Export, 2022 anno nero per l’Abruzzo. La crisi dell’automotive trascina giù la regione

Se non c’è l’automotive a trainare l’Abruzzo resta al palo. A dirlo è lo studio condotto da Aldo Ronci, che snocciola i motivi della crisi dell’export abruzzese nel 2022, fortemente condizionata dal settore automobilistico. La regione si classifica terz’ultima in Italia per le esportazioni, con un export che ammonta a i 8.860, con un incremento di appena 182 milioni rispetto al 2021.

In valori percentuali, l’export abruzzese ha registrato un aumento del 2,1%, circa un decimo di quello nazionale del 20%. La crescita lenta delle esportazioni abruzzesi negli ultimi due anni, d’altronde, è confermata dai dati: appena il 7,9%, un settimo della media nazionale (43%) con un spread negativo di ben 35,1 punti percentuali.

A influire, negativamente, il settore dell’automotive per via di diversi fattori: dalla sfida all’elettrico passando per quei Paesi che richiedono mano d’opera meno costosa e, allo stesso tempo, meno qualificata. A ciò si aggiungono la temporanea carenza di prodotti e materie prime da impiegare nella produzione, il ruolo degli stabilimenti abruzzesi nello scenario delle grandi holding internazionali. Ingredienti che messi insieme hanno fatto registrare un decremento di 868 milioni di euro, con la perdita in un anno del 21,7%.
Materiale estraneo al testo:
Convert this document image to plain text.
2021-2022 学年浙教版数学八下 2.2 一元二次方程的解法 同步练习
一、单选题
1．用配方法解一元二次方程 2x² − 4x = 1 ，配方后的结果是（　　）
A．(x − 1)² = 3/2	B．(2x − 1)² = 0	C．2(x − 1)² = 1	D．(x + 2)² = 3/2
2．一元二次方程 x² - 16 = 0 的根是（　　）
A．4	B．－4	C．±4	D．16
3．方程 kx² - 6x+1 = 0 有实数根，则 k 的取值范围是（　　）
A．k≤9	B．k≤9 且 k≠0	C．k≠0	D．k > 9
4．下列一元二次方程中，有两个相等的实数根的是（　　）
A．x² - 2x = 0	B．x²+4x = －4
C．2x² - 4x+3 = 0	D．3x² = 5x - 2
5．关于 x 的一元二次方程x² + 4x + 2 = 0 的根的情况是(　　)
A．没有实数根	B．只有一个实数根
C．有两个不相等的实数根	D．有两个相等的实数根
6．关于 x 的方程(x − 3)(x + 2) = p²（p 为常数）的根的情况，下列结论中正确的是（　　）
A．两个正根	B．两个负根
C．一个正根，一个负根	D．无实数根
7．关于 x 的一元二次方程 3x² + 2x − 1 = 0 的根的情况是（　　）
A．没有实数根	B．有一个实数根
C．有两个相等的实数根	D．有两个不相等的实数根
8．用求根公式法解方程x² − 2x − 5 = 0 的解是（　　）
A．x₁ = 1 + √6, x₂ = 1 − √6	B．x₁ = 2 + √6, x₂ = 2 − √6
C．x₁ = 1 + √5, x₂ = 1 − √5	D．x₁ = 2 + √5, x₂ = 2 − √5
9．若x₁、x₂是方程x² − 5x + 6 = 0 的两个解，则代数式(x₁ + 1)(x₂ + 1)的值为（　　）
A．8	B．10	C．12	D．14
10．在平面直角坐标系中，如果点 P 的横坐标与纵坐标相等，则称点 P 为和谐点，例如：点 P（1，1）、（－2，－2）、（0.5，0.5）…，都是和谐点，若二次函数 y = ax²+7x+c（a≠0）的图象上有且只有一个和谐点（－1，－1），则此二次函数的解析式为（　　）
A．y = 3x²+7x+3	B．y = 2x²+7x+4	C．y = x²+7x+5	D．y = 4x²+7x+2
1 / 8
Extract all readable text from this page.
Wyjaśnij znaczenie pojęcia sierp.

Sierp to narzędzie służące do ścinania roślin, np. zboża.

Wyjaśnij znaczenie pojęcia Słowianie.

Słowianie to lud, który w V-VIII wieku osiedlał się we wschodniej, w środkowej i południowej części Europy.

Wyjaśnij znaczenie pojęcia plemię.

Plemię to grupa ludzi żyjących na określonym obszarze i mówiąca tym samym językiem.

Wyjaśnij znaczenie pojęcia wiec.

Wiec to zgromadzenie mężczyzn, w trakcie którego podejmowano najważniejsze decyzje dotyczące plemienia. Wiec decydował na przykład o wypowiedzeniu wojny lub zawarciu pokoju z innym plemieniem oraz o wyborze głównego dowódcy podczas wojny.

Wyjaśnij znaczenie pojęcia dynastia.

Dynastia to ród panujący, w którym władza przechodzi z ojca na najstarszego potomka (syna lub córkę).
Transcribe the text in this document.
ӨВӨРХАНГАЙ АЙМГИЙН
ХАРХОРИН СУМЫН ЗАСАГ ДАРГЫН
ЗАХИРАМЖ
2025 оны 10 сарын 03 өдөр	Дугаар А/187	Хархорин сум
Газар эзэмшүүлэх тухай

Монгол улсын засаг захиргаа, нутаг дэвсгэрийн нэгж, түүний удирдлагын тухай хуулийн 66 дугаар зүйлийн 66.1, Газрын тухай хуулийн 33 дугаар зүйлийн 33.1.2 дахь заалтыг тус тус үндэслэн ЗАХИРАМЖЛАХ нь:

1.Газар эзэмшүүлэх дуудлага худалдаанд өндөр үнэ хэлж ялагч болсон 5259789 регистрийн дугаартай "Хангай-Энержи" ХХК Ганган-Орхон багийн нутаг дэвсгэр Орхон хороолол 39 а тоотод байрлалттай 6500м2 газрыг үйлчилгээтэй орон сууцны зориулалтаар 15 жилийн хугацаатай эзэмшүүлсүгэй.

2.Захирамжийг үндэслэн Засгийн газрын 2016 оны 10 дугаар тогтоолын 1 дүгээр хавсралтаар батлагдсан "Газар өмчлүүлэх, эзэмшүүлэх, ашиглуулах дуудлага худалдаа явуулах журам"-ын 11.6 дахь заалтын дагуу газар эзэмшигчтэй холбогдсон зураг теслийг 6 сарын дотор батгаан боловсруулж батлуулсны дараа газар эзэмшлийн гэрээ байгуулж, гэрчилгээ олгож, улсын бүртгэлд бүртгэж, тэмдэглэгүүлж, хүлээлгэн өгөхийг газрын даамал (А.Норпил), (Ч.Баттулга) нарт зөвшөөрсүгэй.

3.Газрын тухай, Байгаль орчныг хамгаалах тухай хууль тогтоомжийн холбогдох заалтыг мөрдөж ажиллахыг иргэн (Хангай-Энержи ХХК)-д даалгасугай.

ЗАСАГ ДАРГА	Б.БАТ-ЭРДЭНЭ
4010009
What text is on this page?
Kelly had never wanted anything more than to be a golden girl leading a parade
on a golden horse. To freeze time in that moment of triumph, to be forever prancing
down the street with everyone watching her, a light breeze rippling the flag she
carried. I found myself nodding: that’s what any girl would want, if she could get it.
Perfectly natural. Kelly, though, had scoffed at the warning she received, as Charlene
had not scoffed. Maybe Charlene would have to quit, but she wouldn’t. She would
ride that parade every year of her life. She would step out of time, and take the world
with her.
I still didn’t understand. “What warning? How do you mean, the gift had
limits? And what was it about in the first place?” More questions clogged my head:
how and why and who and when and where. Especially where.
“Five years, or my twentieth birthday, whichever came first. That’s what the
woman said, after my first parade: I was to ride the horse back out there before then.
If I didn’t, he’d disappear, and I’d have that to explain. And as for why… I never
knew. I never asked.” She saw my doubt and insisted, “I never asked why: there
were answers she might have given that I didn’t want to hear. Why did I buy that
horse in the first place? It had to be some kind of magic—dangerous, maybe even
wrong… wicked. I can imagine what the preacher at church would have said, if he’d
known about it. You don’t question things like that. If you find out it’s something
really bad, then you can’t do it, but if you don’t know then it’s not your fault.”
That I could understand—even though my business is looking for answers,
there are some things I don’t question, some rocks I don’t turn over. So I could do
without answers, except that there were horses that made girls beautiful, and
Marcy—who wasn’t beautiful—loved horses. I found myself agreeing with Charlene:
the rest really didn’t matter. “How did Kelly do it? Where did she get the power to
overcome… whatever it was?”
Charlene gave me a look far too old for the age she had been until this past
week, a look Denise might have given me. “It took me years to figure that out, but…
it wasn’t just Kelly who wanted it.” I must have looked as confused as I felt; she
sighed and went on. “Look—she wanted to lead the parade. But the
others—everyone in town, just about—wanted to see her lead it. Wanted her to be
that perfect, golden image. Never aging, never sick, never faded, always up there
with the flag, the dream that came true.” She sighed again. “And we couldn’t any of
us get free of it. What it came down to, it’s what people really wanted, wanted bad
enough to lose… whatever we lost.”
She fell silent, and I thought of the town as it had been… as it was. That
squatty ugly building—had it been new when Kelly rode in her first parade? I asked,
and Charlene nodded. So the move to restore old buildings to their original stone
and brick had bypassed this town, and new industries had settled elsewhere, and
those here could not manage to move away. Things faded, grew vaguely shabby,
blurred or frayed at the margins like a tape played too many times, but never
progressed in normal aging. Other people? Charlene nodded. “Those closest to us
“Lo scorso anno siamo creesciuti troppo lentamente – spiega Aldo Ronci, autore della ricerca ‐ e questa crescita lenta è da imputare alla fortissima flessione dell’export dei mezzi di trasporto, che rappresenta il 19% del valore aggiunto del settore Industriale regionale contro il 5% nazionale. A questo va aggiunto il volume realizzato dai prodotti diversi dai mezzi di trasporto che è troppo esiguo: basti pensare che il suo ammontare, riferito a ogni singola impresa, è pari a 151.864 euro: solo il 32% di quello nazionale che si attesta a 475.235 euro”.

Incrementi importanti sono arrivati dai prodotti del ramo farmaceutico (+237) e chimico (+172). Uno sguardo, infine, al  comparto alimentare. A brillare, in questo caso, è soprattutto il settore della pasta: capace del 44% di incremento, che vale il sesto posto tra le regioni.